What is our time worth?

When accepting tasks, everyone has an internal gauge of how much their time is worth. If someone offers to pay $0.05 for one hour of work, this would be immediately declined. If someone offers to pay $5,000 for one hour of work, this would be immediately accepted.

On extreme ends of the time-value spectrum, is is easy to know if a task is worthwhile. As people moves towards the middle of this spectrum, it becomes less clear is a particular task is worth their time. And this is the problem: most of life is lived in the gray zone of the time-value spectrum.

Balance of time and money

Finding the right price

When accepting tasks, providers are used to self-pricing their time. This usually involves asking their peers, performing online searches to see how they measure up, or simply basing it on their current salary. But what they don't know are the prices that similar providers are actually getting booked, and how often they get booked. They also cannot tell how much interest they are generating or if the buyers are willing to pay the price they are asking. This is where the smart pricing comes in, by keeping their prices competitive as demand for them (and providers similar to them) changes.

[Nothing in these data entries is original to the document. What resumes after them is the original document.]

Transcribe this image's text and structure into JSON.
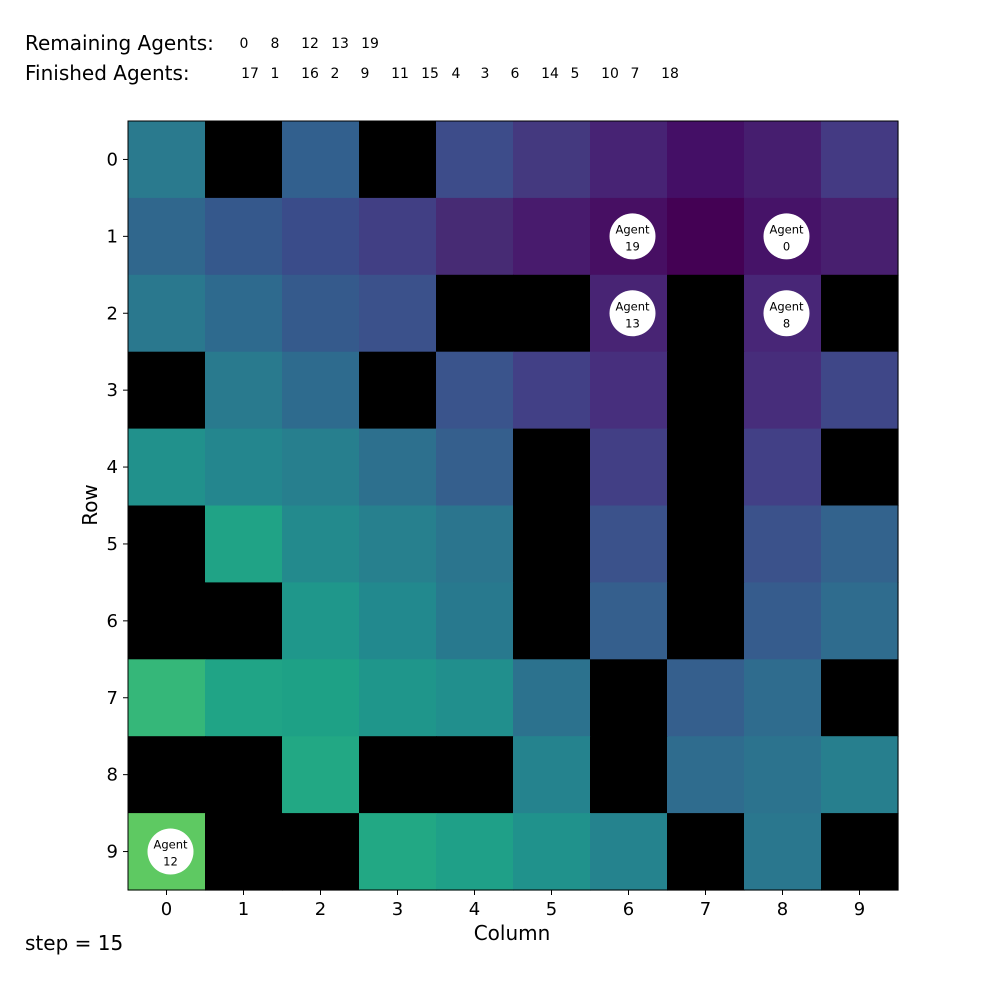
{
  "header": {
    "remaining_label": "Remaining Agents:",
    "remaining": [
      "0",
      "8",
      "12",
      "13",
      "19"
    ],
    "finished_label": "Finished Agents:",
    "finished": [
      "17",
      "1",
      "16",
      "2",
      "9",
      "11",
      "15",
      "4",
      "3",
      "6",
      "14",
      "5",
      "10",
      "7",
      "18"
    ]
  },
  "step_text": "step = 15",
  "chart_data": {
    "type": "heatmap",
    "title": "",
    "xlabel": "Column",
    "ylabel": "Row",
    "x_ticks": [
      "0",
      "1",
      "2",
      "3",
      "4",
      "5",
      "6",
      "7",
      "8",
      "9"
    ],
    "y_ticks": [
      "0",
      "1",
      "2",
      "3",
      "4",
      "5",
      "6",
      "7",
      "8",
      "9"
    ],
    "obstacle_color": "#000000",
    "agent_fill": "#ffffff",
    "cells": [
      [
        "#2a7a8e",
        null,
        "#32608e",
        null,
        "#3d4c8a",
        "#44397f",
        "#472374",
        "#440f66",
        "#461e6f",
        "#443a83"
      ],
      [
        "#30678d",
        "#35588c",
        "#3a4c8a",
        "#413f84",
        "#472b74",
        "#481b6d",
        "#470f63",
        "#440154",
        "#461368",
        "#481f6f"
      ],
      [
        "#2a788e",
        "#2e6a8e",
        "#355a8c",
        "#3b518b",
        null,
        null,
        "#482474",
        null,
        "#482677",
        null
      ],
      [
        null,
        "#297a8e",
        "#2e6b8e",
        null,
        "#3a548c",
        "#424086",
        "#472f7d",
        null,
        "#472d7b",
        "#3f4788"
      ],
      [
        "#21918c",
        "#24868e",
        "#277f8e",
        "#2d708e",
        "#355f8d",
        null,
        "#423f85",
        null,
        "#424086",
        null
      ],
      [
        null,
        "#20a386",
        "#238a8d",
        "#27808e",
        "#2b758e",
        null,
        "#3b528b",
        null,
        "#3b528b",
        "#33638d"
      ],
      [
        null,
        null,
        "#1f978b",
        "#22898e",
        "#28798e",
        null,
        "#355f8d",
        null,
        "#365c8d",
        "#2f6c8e"
      ],
      [
        "#35b779",
        "#20a486",
        "#1ea186",
        "#1f968b",
        "#218f8d",
        "#2c728e",
        null,
        "#355f8d",
        "#2f6c8e",
        null
      ],
      [
        null,
        null,
        "#22a884",
        null,
        null,
        "#25838e",
        null,
        "#2f6c8e",
        "#2c738e",
        "#277f8e"
      ],
      [
        "#5ec962",
        null,
        null,
        "#22a884",
        "#1fa088",
        "#20928c",
        "#25838e",
        null,
        "#2a778e",
        null
      ]
    ],
    "agents": [
      {
        "label": "Agent",
        "id": "19",
        "row": 1,
        "col": 6
      },
      {
        "label": "Agent",
        "id": "0",
        "row": 1,
        "col": 8
      },
      {
        "label": "Agent",
        "id": "13",
        "row": 2,
        "col": 6
      },
      {
        "label": "Agent",
        "id": "8",
        "row": 2,
        "col": 8
      },
      {
        "label": "Agent",
        "id": "12",
        "row": 9,
        "col": 0
      }
    ]
  }
}
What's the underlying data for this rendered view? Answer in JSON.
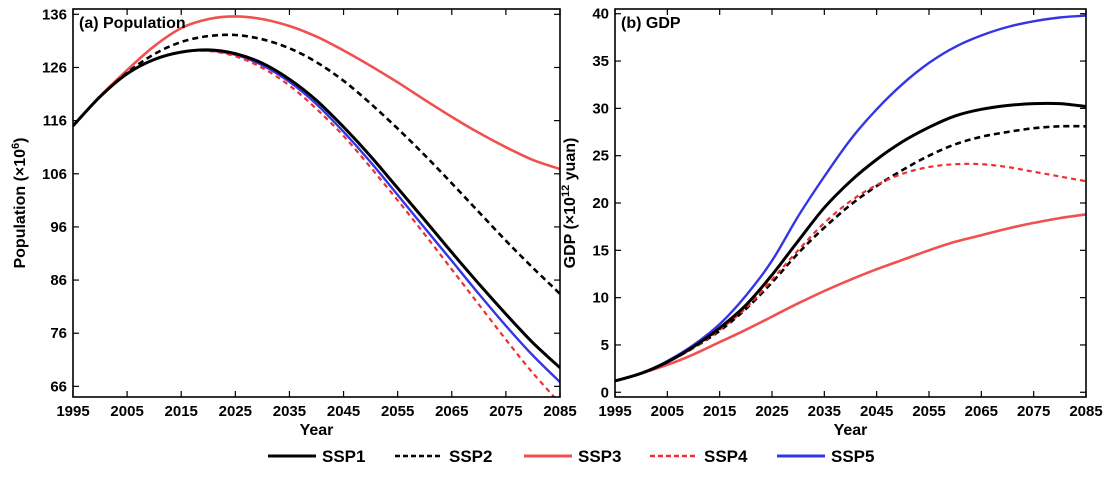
{
  "colors": {
    "SSP1": "#000000",
    "SSP2": "#000000",
    "SSP3": "#f05050",
    "SSP4": "#f03030",
    "SSP5": "#3535e6"
  },
  "legend": [
    {
      "name": "SSP1",
      "style": "solid",
      "color": "#000000"
    },
    {
      "name": "SSP2",
      "style": "dashed",
      "color": "#000000"
    },
    {
      "name": "SSP3",
      "style": "solid",
      "color": "#f05050"
    },
    {
      "name": "SSP4",
      "style": "dashed",
      "color": "#f03030"
    },
    {
      "name": "SSP5",
      "style": "solid",
      "color": "#3535e6"
    }
  ],
  "chart_data": [
    {
      "type": "line",
      "title": "(a) Population",
      "xlabel": "Year",
      "ylabel_main": "Population (×10",
      "ylabel_sup": "6",
      "ylabel_end": ")",
      "xlim": [
        1995,
        2085
      ],
      "ylim": [
        64,
        137
      ],
      "xticks": [
        "1995",
        "2005",
        "2015",
        "2025",
        "2035",
        "2045",
        "2055",
        "2065",
        "2075",
        "2085"
      ],
      "yticks": [
        "66",
        "76",
        "86",
        "96",
        "106",
        "116",
        "126",
        "136"
      ],
      "x": [
        1995,
        2000,
        2005,
        2010,
        2015,
        2020,
        2025,
        2030,
        2035,
        2040,
        2045,
        2050,
        2055,
        2060,
        2065,
        2070,
        2075,
        2080,
        2085
      ],
      "series": [
        {
          "name": "SSP1",
          "values": [
            115,
            120.5,
            124.8,
            127.5,
            128.9,
            129.3,
            128.6,
            126.8,
            123.8,
            119.8,
            114.8,
            109.3,
            103.3,
            97.3,
            91.2,
            85.3,
            79.6,
            74.2,
            69.5
          ]
        },
        {
          "name": "SSP2",
          "values": [
            115,
            120.5,
            125,
            128.5,
            130.8,
            131.9,
            132.1,
            131.3,
            129.6,
            127,
            123.5,
            119.2,
            114.5,
            109.5,
            104.2,
            98.8,
            93.4,
            88.3,
            83.4
          ]
        },
        {
          "name": "SSP3",
          "values": [
            115,
            120.6,
            125.5,
            130,
            133.4,
            135.1,
            135.6,
            135.1,
            133.8,
            131.8,
            129.2,
            126.3,
            123.2,
            119.9,
            116.7,
            113.7,
            111,
            108.6,
            106.9
          ]
        },
        {
          "name": "SSP4",
          "values": [
            115,
            120.5,
            124.8,
            127.5,
            128.9,
            129.1,
            128.1,
            125.9,
            122.6,
            118.2,
            113.1,
            107.2,
            101,
            94.6,
            88,
            81.4,
            74.8,
            68.5,
            62.8
          ]
        },
        {
          "name": "SSP5",
          "values": [
            115,
            120.5,
            124.8,
            127.5,
            128.9,
            129.2,
            128.4,
            126.4,
            123.3,
            119.1,
            113.9,
            108.2,
            102,
            95.8,
            89.6,
            83.4,
            77.4,
            71.8,
            66.8
          ]
        }
      ]
    },
    {
      "type": "line",
      "title": "(b) GDP",
      "xlabel": "Year",
      "ylabel_main": "GDP (×10",
      "ylabel_sup": "12",
      "ylabel_end": " yuan)",
      "xlim": [
        1995,
        2085
      ],
      "ylim": [
        -0.5,
        40.5
      ],
      "xticks": [
        "1995",
        "2005",
        "2015",
        "2025",
        "2035",
        "2045",
        "2055",
        "2065",
        "2075",
        "2085"
      ],
      "yticks": [
        "0",
        "5",
        "10",
        "15",
        "20",
        "25",
        "30",
        "35",
        "40"
      ],
      "x": [
        1995,
        2000,
        2005,
        2010,
        2015,
        2020,
        2025,
        2030,
        2035,
        2040,
        2045,
        2050,
        2055,
        2060,
        2065,
        2070,
        2075,
        2080,
        2085
      ],
      "series": [
        {
          "name": "SSP1",
          "values": [
            1.2,
            2,
            3.2,
            4.8,
            6.8,
            9.2,
            12.4,
            16,
            19.5,
            22.3,
            24.6,
            26.5,
            28,
            29.2,
            29.9,
            30.3,
            30.5,
            30.5,
            30.2
          ]
        },
        {
          "name": "SSP2",
          "values": [
            1.2,
            2,
            3.2,
            4.7,
            6.5,
            8.8,
            11.6,
            14.7,
            17.4,
            19.8,
            21.8,
            23.5,
            25,
            26.2,
            27,
            27.5,
            27.9,
            28.1,
            28.1
          ]
        },
        {
          "name": "SSP3",
          "values": [
            1.2,
            2,
            2.9,
            4,
            5.3,
            6.6,
            8,
            9.4,
            10.7,
            11.9,
            13,
            14,
            15,
            15.9,
            16.6,
            17.3,
            17.9,
            18.4,
            18.8
          ]
        },
        {
          "name": "SSP4",
          "values": [
            1.2,
            2,
            3.2,
            4.7,
            6.6,
            8.9,
            11.9,
            15,
            17.9,
            20.2,
            21.9,
            23.1,
            23.8,
            24.1,
            24.1,
            23.8,
            23.3,
            22.8,
            22.3
          ]
        },
        {
          "name": "SSP5",
          "values": [
            1.2,
            2,
            3.3,
            5,
            7.2,
            10.2,
            13.9,
            18.6,
            22.8,
            26.7,
            29.9,
            32.6,
            34.8,
            36.5,
            37.7,
            38.6,
            39.2,
            39.6,
            39.8
          ]
        }
      ]
    }
  ]
}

Smart pricing is an algorithm to price a provider's time deterministically. Machine learning is utilized to develop continuously evolving predictive models based on multiple factors including:

  • Work history
  • Education
  • Skills and endorsements
  • Booking history and reputation score
  • Trust score

By taking advatage of these predictve pricing models and real-time booking analysis, smart pricing can automatically adjust a provider's price to match market demands.

Personalization and controls

To provide a better and more personalized experience, smart pricing has the following settings that providers can tweak.

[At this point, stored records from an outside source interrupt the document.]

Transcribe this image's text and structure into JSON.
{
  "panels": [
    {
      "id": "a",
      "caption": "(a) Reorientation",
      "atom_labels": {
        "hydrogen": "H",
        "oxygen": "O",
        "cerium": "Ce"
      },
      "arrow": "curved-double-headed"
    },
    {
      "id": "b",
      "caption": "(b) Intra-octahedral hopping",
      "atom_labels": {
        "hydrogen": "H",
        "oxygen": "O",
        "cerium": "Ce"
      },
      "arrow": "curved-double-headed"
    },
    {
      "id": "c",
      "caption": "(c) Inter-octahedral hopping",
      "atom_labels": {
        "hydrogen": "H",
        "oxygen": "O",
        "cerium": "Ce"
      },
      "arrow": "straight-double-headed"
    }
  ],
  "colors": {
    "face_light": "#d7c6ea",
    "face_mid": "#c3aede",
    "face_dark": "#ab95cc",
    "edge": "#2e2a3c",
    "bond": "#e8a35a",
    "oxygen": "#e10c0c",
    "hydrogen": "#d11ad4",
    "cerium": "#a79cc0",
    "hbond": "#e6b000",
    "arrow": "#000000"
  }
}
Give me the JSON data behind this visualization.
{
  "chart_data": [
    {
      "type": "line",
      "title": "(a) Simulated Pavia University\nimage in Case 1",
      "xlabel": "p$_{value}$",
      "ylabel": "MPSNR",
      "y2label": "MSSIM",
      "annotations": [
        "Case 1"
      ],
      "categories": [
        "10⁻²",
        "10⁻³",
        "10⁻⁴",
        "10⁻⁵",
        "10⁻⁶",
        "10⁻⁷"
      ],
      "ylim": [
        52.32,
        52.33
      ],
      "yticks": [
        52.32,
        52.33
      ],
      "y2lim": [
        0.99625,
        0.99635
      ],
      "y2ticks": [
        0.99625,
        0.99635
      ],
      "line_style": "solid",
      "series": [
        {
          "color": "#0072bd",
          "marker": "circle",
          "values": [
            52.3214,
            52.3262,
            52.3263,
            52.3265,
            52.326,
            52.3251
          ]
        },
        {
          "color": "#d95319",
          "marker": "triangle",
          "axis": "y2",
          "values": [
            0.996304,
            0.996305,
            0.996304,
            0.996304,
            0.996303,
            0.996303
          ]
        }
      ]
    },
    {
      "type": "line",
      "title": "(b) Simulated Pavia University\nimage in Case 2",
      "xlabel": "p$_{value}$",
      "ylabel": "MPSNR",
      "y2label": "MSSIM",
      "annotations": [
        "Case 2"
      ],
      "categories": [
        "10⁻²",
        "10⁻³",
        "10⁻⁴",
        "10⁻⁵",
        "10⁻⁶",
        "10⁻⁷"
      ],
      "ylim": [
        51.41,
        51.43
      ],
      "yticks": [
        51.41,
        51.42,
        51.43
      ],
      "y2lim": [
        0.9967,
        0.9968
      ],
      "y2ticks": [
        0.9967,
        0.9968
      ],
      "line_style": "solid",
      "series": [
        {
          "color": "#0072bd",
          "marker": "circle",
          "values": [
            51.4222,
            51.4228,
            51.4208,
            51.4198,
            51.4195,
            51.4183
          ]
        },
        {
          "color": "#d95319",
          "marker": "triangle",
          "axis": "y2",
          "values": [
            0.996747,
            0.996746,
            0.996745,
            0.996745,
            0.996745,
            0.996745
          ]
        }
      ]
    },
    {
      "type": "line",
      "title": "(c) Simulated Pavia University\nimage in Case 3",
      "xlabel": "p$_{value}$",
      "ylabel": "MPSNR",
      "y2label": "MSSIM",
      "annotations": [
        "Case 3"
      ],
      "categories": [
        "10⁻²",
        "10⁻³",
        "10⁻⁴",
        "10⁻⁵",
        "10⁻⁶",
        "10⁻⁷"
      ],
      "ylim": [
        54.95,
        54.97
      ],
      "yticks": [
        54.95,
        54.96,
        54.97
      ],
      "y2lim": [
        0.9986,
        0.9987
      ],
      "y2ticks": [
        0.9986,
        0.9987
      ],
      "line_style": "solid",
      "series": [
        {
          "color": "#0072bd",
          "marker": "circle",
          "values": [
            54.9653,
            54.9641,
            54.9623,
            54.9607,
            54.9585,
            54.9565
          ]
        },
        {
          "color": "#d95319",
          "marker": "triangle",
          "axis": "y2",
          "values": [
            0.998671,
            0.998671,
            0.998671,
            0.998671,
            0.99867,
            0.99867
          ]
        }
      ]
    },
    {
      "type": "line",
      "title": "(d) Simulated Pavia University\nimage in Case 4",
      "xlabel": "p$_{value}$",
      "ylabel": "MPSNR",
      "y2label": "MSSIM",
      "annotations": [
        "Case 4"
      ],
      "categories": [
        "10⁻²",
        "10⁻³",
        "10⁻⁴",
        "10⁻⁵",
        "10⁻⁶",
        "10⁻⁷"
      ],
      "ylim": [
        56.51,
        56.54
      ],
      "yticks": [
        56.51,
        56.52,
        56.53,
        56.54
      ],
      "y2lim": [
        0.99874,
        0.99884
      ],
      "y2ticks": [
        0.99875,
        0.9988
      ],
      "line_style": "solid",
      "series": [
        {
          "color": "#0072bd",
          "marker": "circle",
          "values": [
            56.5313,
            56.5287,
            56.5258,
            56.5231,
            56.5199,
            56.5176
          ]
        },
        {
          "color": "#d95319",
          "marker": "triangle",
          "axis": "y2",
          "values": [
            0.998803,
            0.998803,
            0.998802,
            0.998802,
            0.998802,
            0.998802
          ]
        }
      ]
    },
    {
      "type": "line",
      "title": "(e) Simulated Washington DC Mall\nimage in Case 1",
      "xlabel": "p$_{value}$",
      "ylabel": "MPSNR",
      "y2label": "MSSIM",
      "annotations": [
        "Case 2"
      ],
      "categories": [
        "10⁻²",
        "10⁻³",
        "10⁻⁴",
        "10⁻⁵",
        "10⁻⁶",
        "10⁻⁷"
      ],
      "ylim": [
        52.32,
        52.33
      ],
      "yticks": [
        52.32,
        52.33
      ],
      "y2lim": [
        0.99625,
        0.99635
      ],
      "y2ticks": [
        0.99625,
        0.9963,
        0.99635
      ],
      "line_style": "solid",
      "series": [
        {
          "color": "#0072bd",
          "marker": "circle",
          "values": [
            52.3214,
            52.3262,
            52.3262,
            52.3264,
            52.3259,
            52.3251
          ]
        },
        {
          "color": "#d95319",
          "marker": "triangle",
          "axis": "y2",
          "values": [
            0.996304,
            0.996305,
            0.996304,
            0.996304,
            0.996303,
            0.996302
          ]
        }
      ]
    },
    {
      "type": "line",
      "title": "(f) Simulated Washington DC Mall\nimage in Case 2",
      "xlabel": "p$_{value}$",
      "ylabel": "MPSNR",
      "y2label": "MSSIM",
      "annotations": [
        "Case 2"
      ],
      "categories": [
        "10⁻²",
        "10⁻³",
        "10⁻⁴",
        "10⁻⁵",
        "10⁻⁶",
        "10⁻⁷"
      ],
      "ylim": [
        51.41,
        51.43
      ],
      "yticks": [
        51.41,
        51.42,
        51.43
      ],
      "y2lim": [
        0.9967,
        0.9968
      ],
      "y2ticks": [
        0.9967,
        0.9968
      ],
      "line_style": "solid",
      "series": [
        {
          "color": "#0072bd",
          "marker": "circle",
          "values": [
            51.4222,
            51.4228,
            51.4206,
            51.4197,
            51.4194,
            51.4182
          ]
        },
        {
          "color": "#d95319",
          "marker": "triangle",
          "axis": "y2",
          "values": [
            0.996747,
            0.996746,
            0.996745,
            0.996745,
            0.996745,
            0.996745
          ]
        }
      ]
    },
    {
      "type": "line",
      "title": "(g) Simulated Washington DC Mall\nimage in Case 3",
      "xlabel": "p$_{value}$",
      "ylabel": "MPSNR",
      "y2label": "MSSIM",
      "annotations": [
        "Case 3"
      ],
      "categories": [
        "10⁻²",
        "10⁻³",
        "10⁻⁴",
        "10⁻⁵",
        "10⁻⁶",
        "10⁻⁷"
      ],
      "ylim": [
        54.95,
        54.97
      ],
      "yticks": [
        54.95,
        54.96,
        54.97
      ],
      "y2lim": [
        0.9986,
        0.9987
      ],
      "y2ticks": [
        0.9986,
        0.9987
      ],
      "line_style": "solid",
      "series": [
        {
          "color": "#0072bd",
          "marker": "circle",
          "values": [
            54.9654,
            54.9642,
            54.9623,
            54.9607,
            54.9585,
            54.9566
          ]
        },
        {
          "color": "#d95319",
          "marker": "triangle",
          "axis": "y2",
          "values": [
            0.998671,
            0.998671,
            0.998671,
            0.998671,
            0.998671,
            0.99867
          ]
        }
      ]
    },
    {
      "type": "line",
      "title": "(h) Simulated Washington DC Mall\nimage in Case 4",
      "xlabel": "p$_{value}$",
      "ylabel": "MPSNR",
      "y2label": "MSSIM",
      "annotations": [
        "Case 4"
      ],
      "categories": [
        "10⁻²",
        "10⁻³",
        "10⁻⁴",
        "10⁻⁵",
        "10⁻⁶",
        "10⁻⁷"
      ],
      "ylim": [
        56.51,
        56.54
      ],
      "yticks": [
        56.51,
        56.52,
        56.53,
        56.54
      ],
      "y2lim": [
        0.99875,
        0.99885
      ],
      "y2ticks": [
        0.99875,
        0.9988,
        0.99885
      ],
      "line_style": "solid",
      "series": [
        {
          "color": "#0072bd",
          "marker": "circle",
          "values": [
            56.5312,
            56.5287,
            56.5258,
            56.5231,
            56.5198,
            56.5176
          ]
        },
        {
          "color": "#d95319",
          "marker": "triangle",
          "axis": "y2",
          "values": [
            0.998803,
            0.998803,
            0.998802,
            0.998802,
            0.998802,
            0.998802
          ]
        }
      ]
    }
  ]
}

  • The minimum price is the lowest a price will go when demand is low. This means price may drop to attract more booking, but never below the threshold is set.

  • The maximum price is the highest price it can be booked for, even on high demands, in order to keep the price affordable. This setting is optional but highly encouraged.

  • The disable smart pricing can be set if providers wishes to use flat pricing, regardless of demand.